Digital Transformation Manager:innen sehen sich täglich vielen Herausforderungen gegenüber, die sie bewältigen müssen. Dazu gehören unklar gesteckte Ziele, fehlende Budgets oder Widerstände innerhalb der Belegschaft.

Auch die bestehende Unternehmenskultur kann als Bremse wirken, wenn Veränderungen als Bedrohung wahrgenommen werden.

Häufig scheitern Transformationsvorhaben an inneren Widersprüchen der Organisation. 

„Die Leitungsebene ist sich zwar häufig dessen bewusst, dass Veränderungen unausweichlich sind und dennoch blockieren sie das Projekt unbewusst, sobald die Veränderungen anfangen wehzutun. Das zeugt von unklaren oder nicht konsequent verfolgten Prioritäten“, führt Schreiner aus.

In solchen Fällen ist ein professionelles Change Management gefragt, um die Prioritäten neu zu ordnen und die operative Ebene wieder handlungsfähig zu machen.

Qualifikation von Digital Transformation Manager:innen: Skills & Know-how

Erfolgreiche Managerinnen und Manager in diesem Bereich verfügen meist über mehrjährige Berufserfahrung in verschiedenen Positionen. Dies hilft dabei, die komplexen Zusammenhänge im Unternehmen besser nachzuvollziehen. Zudem sollten sie weitere Führungskräfte im Betrieb durch fundierte Analysen und klare Visionen überzeugen können.

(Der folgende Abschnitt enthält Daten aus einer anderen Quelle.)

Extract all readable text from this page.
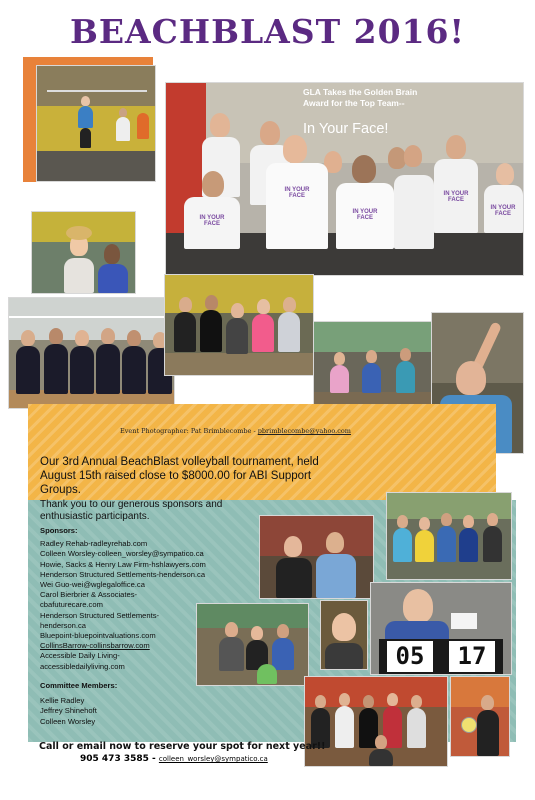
BEACHBLAST 2016!
GLA Takes the Golden Brain
Award for the Top Team--
In Your Face!
IN YOUR FACE
IN YOUR FACE
IN YOUR FACE
IN YOUR FACE
IN YOUR FACE
Event Photographer: Pat Brimblecombe - pbrimblecombe@yahoo.com
Our 3rd Annual BeachBlast volleyball tournament, held August 15th raised close to $8000.00 for ABI Support Groups.
Thank you to our generous sponsors and enthusiastic participants.
Sponsors:
Radley Rehab-radleyrehab.com
Colleen Worsley-colleen_worsley@sympatico.ca
Howie, Sacks & Henry Law Firm-hshlawyers.com
Henderson Structured Settlements-henderson.ca
Wei Guo-wei@wglegaloffice.ca
Carol Bierbrier & Associates-
cbafuturecare.com
Henderson Structured Settlements-
henderson.ca
Bluepoint-bluepointvaluations.com
CollinsBarrow-collinsbarrow.com
Accessible Daily Living-
accessibledailyliving.com
Committee Members:
Kellie Radley
Jeffrey Shinehoft
Colleen Worsley
05	17
Call or email now to reserve your spot for next year!!
905 473 3585 - colleen_worsley@sympatico.ca
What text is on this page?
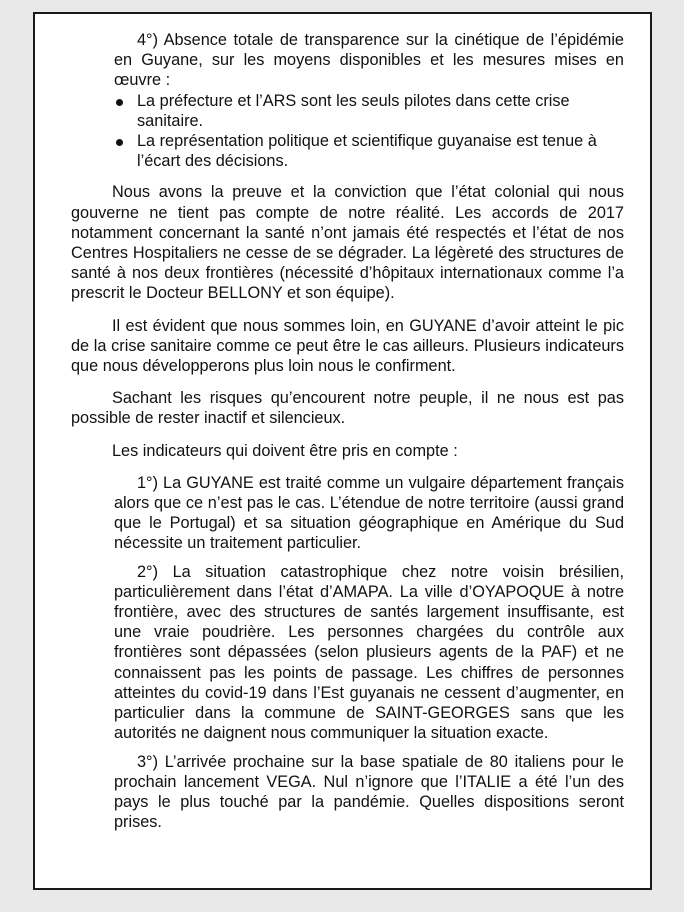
4°) Absence totale de transparence sur la cinétique de l’épidémie en Guyane, sur les moyens disponibles et les mesures mises en œuvre :

La préfecture et l’ARS sont les seuls pilotes dans cette crise sanitaire.
La représentation politique et scientifique guyanaise est tenue à l’écart des décisions.

Nous avons la preuve et la conviction que l’état colonial qui nous gouverne ne tient pas compte de notre réalité. Les accords de 2017 notamment concernant la santé n’ont jamais été respectés et l’état de nos Centres Hospitaliers ne cesse de se dégrader. La légèreté des structures de santé à nos deux frontières (nécessité d’hôpitaux internationaux comme l’a prescrit le Docteur BELLONY et son équipe).

Il est évident que nous sommes loin, en GUYANE d’avoir atteint le pic de la crise sanitaire comme ce peut être le cas ailleurs. Plusieurs indicateurs que nous développerons plus loin nous le confirment.

Sachant les risques qu’encourent notre peuple, il ne nous est pas possible de rester inactif et silencieux.

Les indicateurs qui doivent être pris en compte :

1°) La GUYANE est traité comme un vulgaire département français alors que ce n’est pas le cas. L’étendue de notre territoire (aussi grand que le Portugal) et sa situation géographique en Amérique du Sud nécessite un traitement particulier.

2°) La situation catastrophique chez notre voisin brésilien, particulièrement dans l’état d’AMAPA. La ville d’OYAPOQUE à notre frontière, avec des structures de santés largement insuffisante, est une vraie poudrière. Les personnes chargées du contrôle aux frontières sont dépassées (selon plusieurs agents de la PAF) et ne connaissent pas les points de passage. Les chiffres de personnes atteintes du covid-19 dans l’Est guyanais ne cessent d’augmenter, en particulier dans la commune de SAINT-GEORGES sans que les autorités ne daignent nous communiquer la situation exacte.

3°) L’arrivée prochaine sur la base spatiale de 80 italiens pour le prochain lancement VEGA. Nul n’ignore que l’ITALIE a été l’un des pays le plus touché par la pandémie. Quelles dispositions seront prises.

Krings-Klebe erklärt: „Man bekommt ein Gespür dafür, in welchen Bereichen oder Prozessen es im Unternehmen hakt. Hier kann man für Optimierungen im Rahmen der digitalen Transformationsstrategie ansetzen.“ Führungserfahrung auf der strategischen Ebene hilft Entscheidungen vorzubereiten und gegebenenfalls auch zu treffen.

Nicht zwingend erforderlich sind hingegen tiefer gehende IT-Kenntnisse. Natürlich sollte man verstehen, welche Möglichkeiten Technologien bieten und zumindest Grundkenntnisse mitbringen. Eine gewisse Affinität zum IT-Sektor kann von Vorteil sein. Es sind insbesondere Soft Skills, die Digital Transformation Manager:innen in die Lage versetzen, diese herausfordernde Aufgabe in Angriff zu nehmen.

Hilfreich sind diese Skills und Fähigkeiten:

  • Neugierde
  • Offenheit gegenüber Menschen und neuen Themen
  • Kommunikationsstärke
  • Empathie und Einfühlungsvermögen für die beteiligten Zielgruppen 

Schreiner erklärt: „Digital Transformation Manager:innen sind wie Übersetzer:innen zwischen verschiedenen Ebenen des Unternehmens. Sie bringen unterschiedliche Sichtweisen von der operativen Ebene der Mitarbeitenden über die IT-Abteilung bis hin zum Management zusammen, regen Gespräche an und räumen Hürden aus. Dafür müssen sie gut kommunizieren können und finden sich stets in einer Vermittlungsposition wieder.“ 

Ein fundiertes Wissen im Change Management ermöglicht es ihnen, als neutrale Vermittler zwischen den Abteilungen zu agieren. 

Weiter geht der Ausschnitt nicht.